Winslette is living on Lake Oconee, just a 10-minute drive from the job that fell in his lap this fall as assistant coach at Putnam County as a 49-percent employee. Winslette's last season as a head coach was 2011 with Greene County, though he's been an active assistant ever since. Winslette won 260 games and state titles at Greene-Taliaferro (1993) and West Rome (1985).

Putnam is Winslette's home. He won a state title there as a player in 1968. Putnam County's head coach is Kyle Gourley, who played for Winslette years ago at Coffee High. Hard to say no to that.

And Winslette is proving you can coach and do all the retirement stuff at the same time. His son Matt is on Valdosta's staff. "He has a 3-year-old boy who is a live wire," the grandfather said. "I'm trying to teach him to switch-hit with his whiffle ball bat and tee." Joy.

On Emory Jones

A few readers, including US Army All-American Bowl national recruiting director Erik Richards, were surprised at the omission of Heard County's Emory Jones in our list of the 10 best quarterbacks and our discussion of the golden era of Georgia signal-callers. Jones, who committed to Ohio State last week, is rated the No. 3 pro-style QB prospect nationally among juniors. So, yes, any discussion of a golden era should include Jones. He has tremendous upside. Take if from Urban Meyer. Our top-10 list included quarterbacks whose high school careers have been more prolific so far. As a sophomore, Jones passed for 1,213 yards and 14 touchdowns and rushed for 293 yards. Expect those numbers to go way up as a junior and beyond.
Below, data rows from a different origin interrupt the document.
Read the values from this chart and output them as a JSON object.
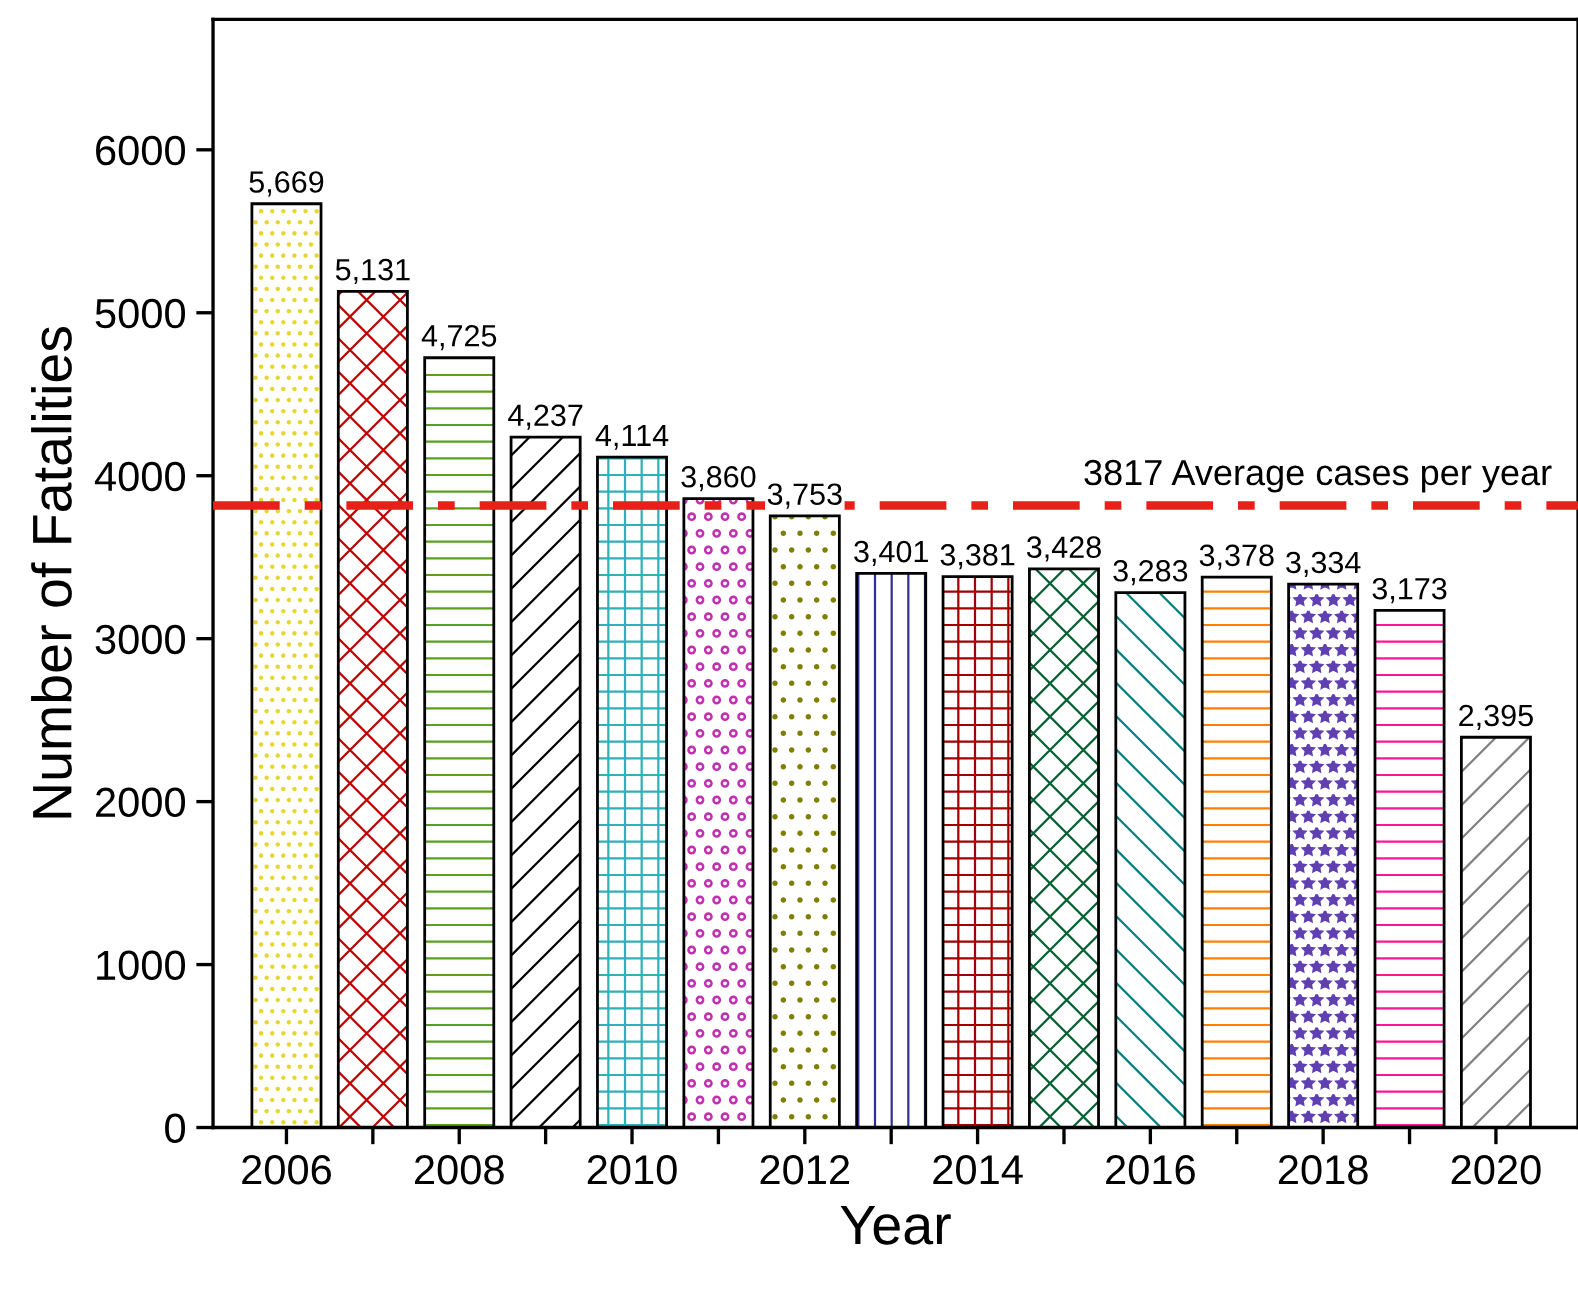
{
  "chart_data": {
    "type": "bar",
    "xlabel": "Year",
    "ylabel": "Number of Fatalities",
    "x": [
      2006,
      2007,
      2008,
      2009,
      2010,
      2011,
      2012,
      2013,
      2014,
      2015,
      2016,
      2017,
      2018,
      2019,
      2020
    ],
    "values": [
      5669,
      5131,
      4725,
      4237,
      4114,
      3860,
      3753,
      3401,
      3381,
      3428,
      3283,
      3378,
      3334,
      3173,
      2395
    ],
    "value_labels": [
      "5,669",
      "5,131",
      "4,725",
      "4,237",
      "4,114",
      "3,860",
      "3,753",
      "3,401",
      "3,381",
      "3,428",
      "3,283",
      "3,378",
      "3,334",
      "3,173",
      "2,395"
    ],
    "colors": [
      "#e8d630",
      "#c00000",
      "#5aa020",
      "#000000",
      "#30b0b8",
      "#c030b0",
      "#808000",
      "#303090",
      "#a00000",
      "#006030",
      "#008080",
      "#ff8000",
      "#6040b0",
      "#ff1493",
      "#808080"
    ],
    "xlim": [
      2005.15,
      2020.95
    ],
    "ylim": [
      0,
      6800
    ],
    "xticks": [
      2006,
      {
        "value": 2007,
        "label": null
      },
      2008,
      {
        "value": 2009,
        "label": null
      },
      2010,
      {
        "value": 2011,
        "label": null
      },
      2012,
      {
        "value": 2013,
        "label": null
      },
      2014,
      {
        "value": 2015,
        "label": null
      },
      2016,
      {
        "value": 2017,
        "label": null
      },
      2018,
      {
        "value": 2019,
        "label": null
      },
      2020
    ],
    "yticks": [
      0,
      1000,
      2000,
      3000,
      4000,
      5000,
      6000
    ],
    "ref_lines": [
      {
        "axis": "y",
        "value": 3817,
        "label": "3817 Average cases per year",
        "color": "#e8201a",
        "line_style": "dashdot"
      }
    ],
    "grid": false
  }
}
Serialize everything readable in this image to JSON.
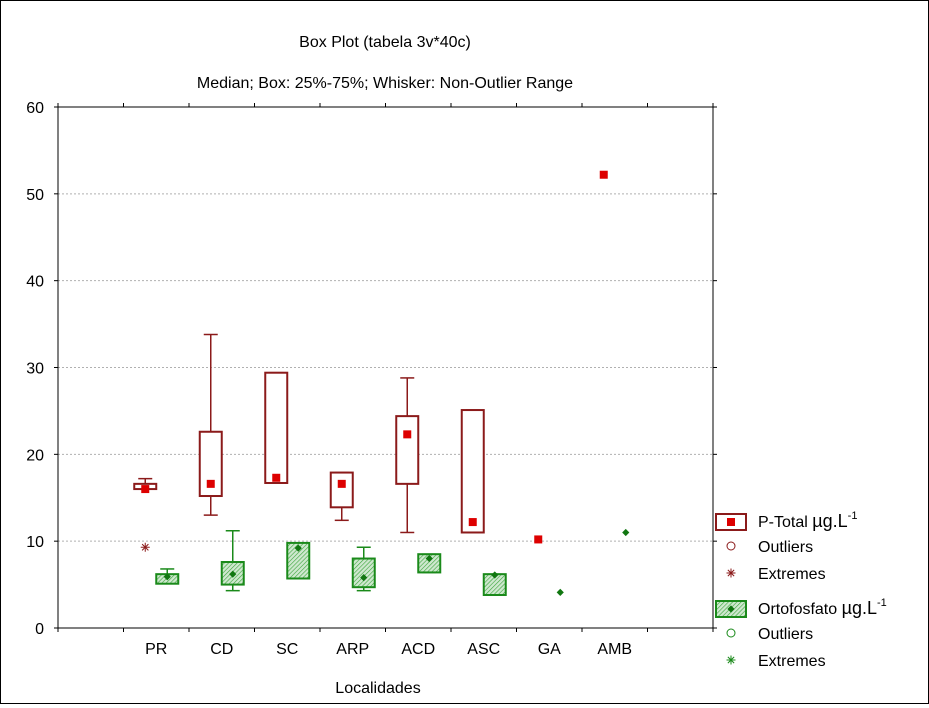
{
  "chart_data": {
    "type": "box",
    "title": "Box Plot (tabela 3v*40c)",
    "subtitle": "Median; Box: 25%-75%; Whisker: Non-Outlier Range",
    "xlabel": "Localidades",
    "ylabel": "",
    "ylim": [
      0,
      60
    ],
    "yticks": [
      "0",
      "10",
      "20",
      "30",
      "40",
      "50",
      "60"
    ],
    "grid": true,
    "legend_position": "right",
    "categories": [
      "PR",
      "CD",
      "SC",
      "ARP",
      "ACD",
      "ASC",
      "GA",
      "AMB"
    ],
    "series": [
      {
        "name": "P-Total",
        "unit": "µg.L",
        "unit_exp": "-1",
        "color": "#8b1a1a",
        "median_color": "#dd0000",
        "boxes": [
          {
            "category": "PR",
            "q1": 16.0,
            "q3": 16.6,
            "median": 16.0,
            "whisker_low": 16.0,
            "whisker_high": 17.2,
            "extremes": [
              9.3
            ]
          },
          {
            "category": "CD",
            "q1": 15.2,
            "q3": 22.6,
            "median": 16.6,
            "whisker_low": 13.0,
            "whisker_high": 33.8
          },
          {
            "category": "SC",
            "q1": 16.7,
            "q3": 29.4,
            "median": 17.3,
            "whisker_low": 16.7,
            "whisker_high": 29.4
          },
          {
            "category": "ARP",
            "q1": 13.9,
            "q3": 17.9,
            "median": 16.6,
            "whisker_low": 12.4,
            "whisker_high": 17.9
          },
          {
            "category": "ACD",
            "q1": 16.6,
            "q3": 24.4,
            "median": 22.3,
            "whisker_low": 11.0,
            "whisker_high": 28.8
          },
          {
            "category": "ASC",
            "q1": 11.0,
            "q3": 25.1,
            "median": 12.2,
            "whisker_low": 11.0,
            "whisker_high": 25.1
          },
          {
            "category": "GA",
            "median": 10.2
          },
          {
            "category": "AMB",
            "median": 52.2
          }
        ]
      },
      {
        "name": "Ortofosfato",
        "unit": "µg.L",
        "unit_exp": "-1",
        "color": "#1a8a1a",
        "fill": "#a8d8a8",
        "median_color": "#117711",
        "boxes": [
          {
            "category": "PR",
            "q1": 5.1,
            "q3": 6.2,
            "median": 5.9,
            "whisker_low": 5.1,
            "whisker_high": 6.8
          },
          {
            "category": "CD",
            "q1": 5.0,
            "q3": 7.6,
            "median": 6.2,
            "whisker_low": 4.3,
            "whisker_high": 11.2
          },
          {
            "category": "SC",
            "q1": 5.7,
            "q3": 9.8,
            "median": 9.2,
            "whisker_low": 5.7,
            "whisker_high": 9.8
          },
          {
            "category": "ARP",
            "q1": 4.7,
            "q3": 8.0,
            "median": 5.8,
            "whisker_low": 4.3,
            "whisker_high": 9.3
          },
          {
            "category": "ACD",
            "q1": 6.4,
            "q3": 8.5,
            "median": 8.0,
            "whisker_low": 6.4,
            "whisker_high": 8.5
          },
          {
            "category": "ASC",
            "q1": 3.8,
            "q3": 6.2,
            "median": 6.1,
            "whisker_low": 3.8,
            "whisker_high": 6.2
          },
          {
            "category": "GA",
            "median": 4.1
          },
          {
            "category": "AMB",
            "median": 11.0
          }
        ]
      }
    ],
    "legend": {
      "outliers_label": "Outliers",
      "extremes_label": "Extremes"
    }
  }
}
On really tall quarterbacks

Our feature on quarterbacks also speculated that Cedar Grove's Jelani Woods is the tallest Division I quarterback prospect in memory. Woods is 6 feet, 7 inches. Chip Ariail, the football statistician for Bainbridge, reminded us of Mitchell-Baker's Al Pinkins, the state's first 3,000-yard passer in 1989. Pinkins played basketball in college and has been an assistant in that sport at LSU, Ole Miss and Tennessee. Not sure of Pinkins' exact height, but one online source says 6-6.